The Company’s net sales from continuing operations for the quarter ended May 31, 2016, were $90.4 million compared to $96.8 million for the same quarter last year, a decrease of 6.6%. Gross profit margin (“margin”) for continuing operations was $26.7 million for the quarter, or 29.5%, as compared to 27.7% for the sequential quarter and 31.0% for the same quarter last year. Diluted earnings per share from continuing operations for the quarter were $0.26, compared to $0.34 for the same quarter last year. Earnings from discontinued operations during the quarter were $0.10, compared to $0.02 for the same quarter last year. The combined results for continued and discontinued operations were $0.36 per diluted share for both the quarter and the comparable quarter last year. The net loss arising from the sale of the Company’s apparel operations during the quarter, net of tax, was $26.0 million, or ($1.01) per share, which included the write-off of the Company’s balance of foreign currency translation adjustments recorded in accumulated other comprehensive income of $16.0 million, or $10.3 million, net of taxes. As a result, for the quarter the Company realized a net loss of ($16.9) million, or ($0.65) per diluted share compared to net earnings of $9.2 million, or $0.36 per diluted share for the same quarter last year.

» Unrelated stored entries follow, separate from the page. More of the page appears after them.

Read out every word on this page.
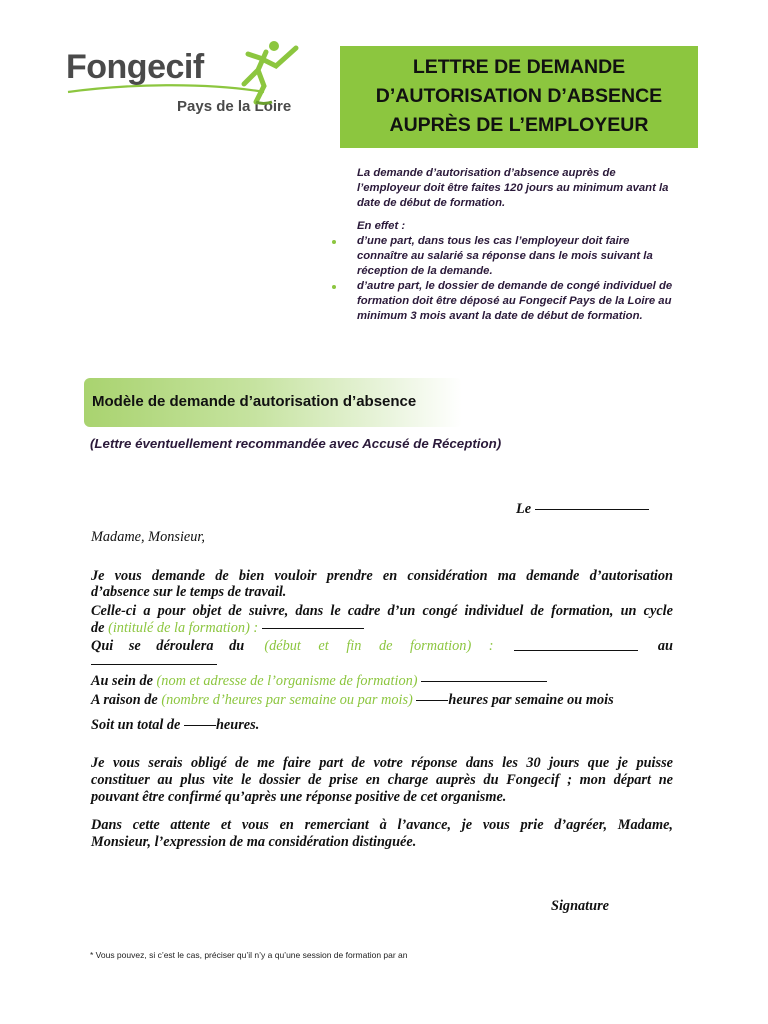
Fongecif
Pays de la Loire
LETTRE DE DEMANDE
D’AUTORISATION D’ABSENCE
AUPRÈS DE L’EMPLOYEUR
La demande d’autorisation d’absence auprès de
l’employeur doit être faites 120 jours au minimum avant la
date de début de formation.
En effet :
d’une part, dans tous les cas l’employeur doit faire
connaître au salarié sa réponse dans le mois suivant la
réception de la demande.
d’autre part, le dossier de demande de congé individuel de
formation doit être déposé au Fongecif Pays de la Loire au
minimum 3 mois avant la date de début de formation.
Modèle de demande d’autorisation d’absence
(Lettre éventuellement recommandée avec Accusé de Réception)
Le
Madame, Monsieur,
Je vous demande de bien vouloir prendre en considération ma demande d’autorisation
d’absence sur le temps de travail.
Celle-ci a pour objet de suivre, dans le cadre d’un congé individuel de formation, un cycle
de (intitulé de la formation) :
Qui se déroulera du (début et fin de formation) :	au
Au sein de (nom et adresse de l’organisme de formation)
A raison de (nombre d’heures par semaine ou par mois) heures par semaine ou mois
Soit un total de heures.
Je vous serais obligé de me faire part de votre réponse dans les 30 jours que je puisse
constituer au plus vite le dossier de prise en charge auprès du Fongecif ; mon départ ne
pouvant être confirmé qu’après une réponse positive de cet organisme.
Dans cette attente et vous en remerciant à l’avance, je vous prie d’agréer, Madame,
Monsieur, l’expression de ma considération distinguée.
Signature
* Vous pouvez, si c’est le cas, préciser qu’il n’y a qu’une session de formation par an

The Company believes the non-GAAP financial measure of adjusted EBITDA (adjusted EBITDA is calculated as net earnings from continuing operations before interest, taxes, depreciation, and amortization) provides important supplemental information to both management and investors regarding financial and business trends used in assessing its results of operations. The Company believes adding back the specified items to net earnings provides a more meaningful comparison to the corresponding reported periods and internal budgets and forecasts, provides management with a more relevant measurement of operating performance and yields metrics which are more useful in assessing management performance. In addition, adjusted EBITDA is a component of the financial covenants and an interest rate metric in the Company’s credit facility. While management believes this non-GAAP financial measure is useful in evaluating Ennis, this information should be considered as supplemental in nature and not as a substitute for, or superior to, the related financial information prepared in accordance with GAAP.

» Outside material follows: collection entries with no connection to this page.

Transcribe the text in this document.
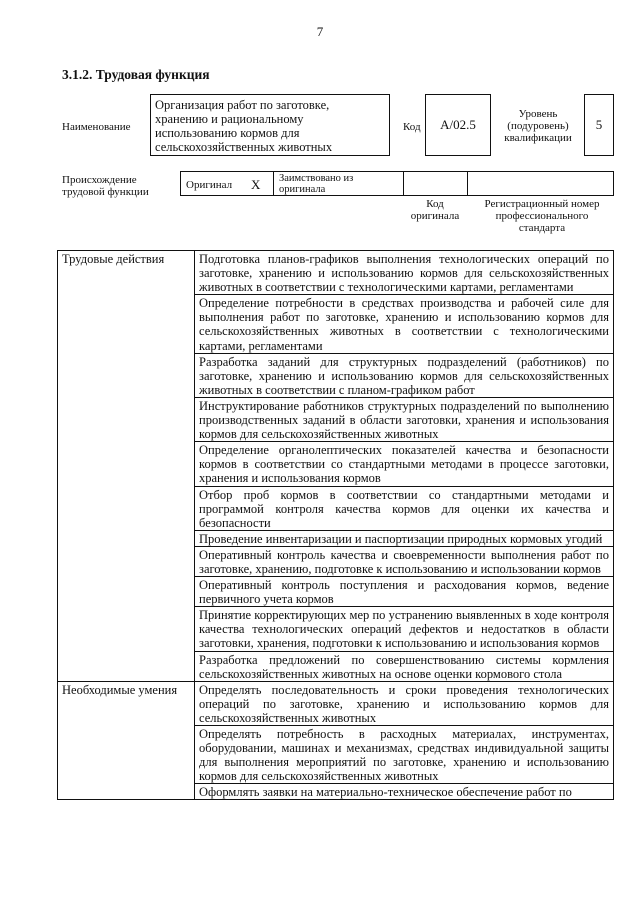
7
3.1.2. Трудовая функция
Наименование
Организация работ по заготовке, хранению и рациональному использованию кормов для сельскохозяйственных животных
Код A/02.5
Уровень (подуровень) квалификации
5
Происхождение трудовой функции
Оригинал X Заимствовано из оригинала
Код оригинала
Регистрационный номер профессионального стандарта
Трудовые действия	Подготовка планов-графиков выполнения технологических операций по заготовке, хранению и использованию кормов для сельскохозяйственных животных в соответствии с технологическими картами, регламентами
	Определение потребности в средствах производства и рабочей силе для выполнения работ по заготовке, хранению и использованию кормов для сельскохозяйственных животных в соответствии с технологическими картами, регламентами
	Разработка заданий для структурных подразделений (работников) по заготовке, хранению и использованию кормов для сельскохозяйственных животных в соответствии с планом-графиком работ
	Инструктирование работников структурных подразделений по выполнению производственных заданий в области заготовки, хранения и использования кормов для сельскохозяйственных животных
	Определение органолептических показателей качества и безопасности кормов в соответствии со стандартными методами в процессе заготовки, хранения и использования кормов
	Отбор проб кормов в соответствии со стандартными методами и программой контроля качества кормов для оценки их качества и безопасности
	Проведение инвентаризации и паспортизации природных кормовых угодий
	Оперативный контроль качества и своевременности выполнения работ по заготовке, хранению, подготовке к использованию и использовании кормов
	Оперативный контроль поступления и расходования кормов, ведение первичного учета кормов
	Принятие корректирующих мер по устранению выявленных в ходе контроля качества технологических операций дефектов и недостатков в области заготовки, хранения, подготовки к использованию и использования кормов
	Разработка предложений по совершенствованию системы кормления сельскохозяйственных животных на основе оценки кормового стола
Необходимые умения	Определять последовательность и сроки проведения технологических операций по заготовке, хранению и использованию кормов для сельскохозяйственных животных
	Определять потребность в расходных материалах, инструментах, оборудовании, машинах и механизмах, средствах индивидуальной защиты для выполнения мероприятий по заготовке, хранению и использованию кормов для сельскохозяйственных животных
	Оформлять заявки на материально-техническое обеспечение работ по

During the quarter, the Company generated adjusted EBITDA from continuing operations of $13.8 million compared to $16.9 million for the comparable quarter last year.
The following table reconciles adjusted EBITDA from continuing operations, a non-GAAP financial measure, to the most comparable GAAP measure, net earnings from continuing operations (dollars in thousands):
Keith Walters, chairman, CEO and president, comments, “We are pleased that we were able to close the sale of the apparel business within the first quarter. The completion of this transaction will allow us to focus on our core print business, including pursuing acquisitions that fit our corporate strategy. As previously announced, in connection with the sale the Company declared a one-time cash dividend of $1.50 per share to shareholders of record on July 11, 2016, which is payable on Aug. 8, 2016.
"The print performance for the quarter, while improving over the sequential quarter’s results, did not meet the expectations we have for this business. Operational results for the quarter were impacted by the unavoidable relocation of our Folder Express operations from Omaha, Neb., to Columbus, Kan., which was implemented last quarter. The start-up training process for the labor force has impacted efficiencies, and we estimate the loss of efficiencies associated with the move impacted our financial performance by approximately $1.6 million for the quarter. While we have seen improvements in this operation, we continue to expect this move will impact our financial performance in the short term. However, we continue to be pleased with the integration of recent acquisitions and the margins of print operations as a whole. I would also like to remind our shareholders that our annual shareholders’ meeting is scheduled for July 21, 2016. I hope to see you there.”
Since 1909, Ennis Inc. has primarily engaged in the production and sale of business forms and other business products. The Company is one of the largest private-label printed business product suppliers in the United States. Headquartered in Midlothian, Texas, the Company has production and distribution facilities strategically located throughout the USA to serve the Company’s national network of distributors. Ennis manufactures and sells business forms, other printed business products, printed and electronic media, presentation products, flex-o-graphic printing, advertising specialties and Post-it Notes, internal bank forms, plastic cards, secure and negotiable documents, envelopes, tags and labels and other custom products.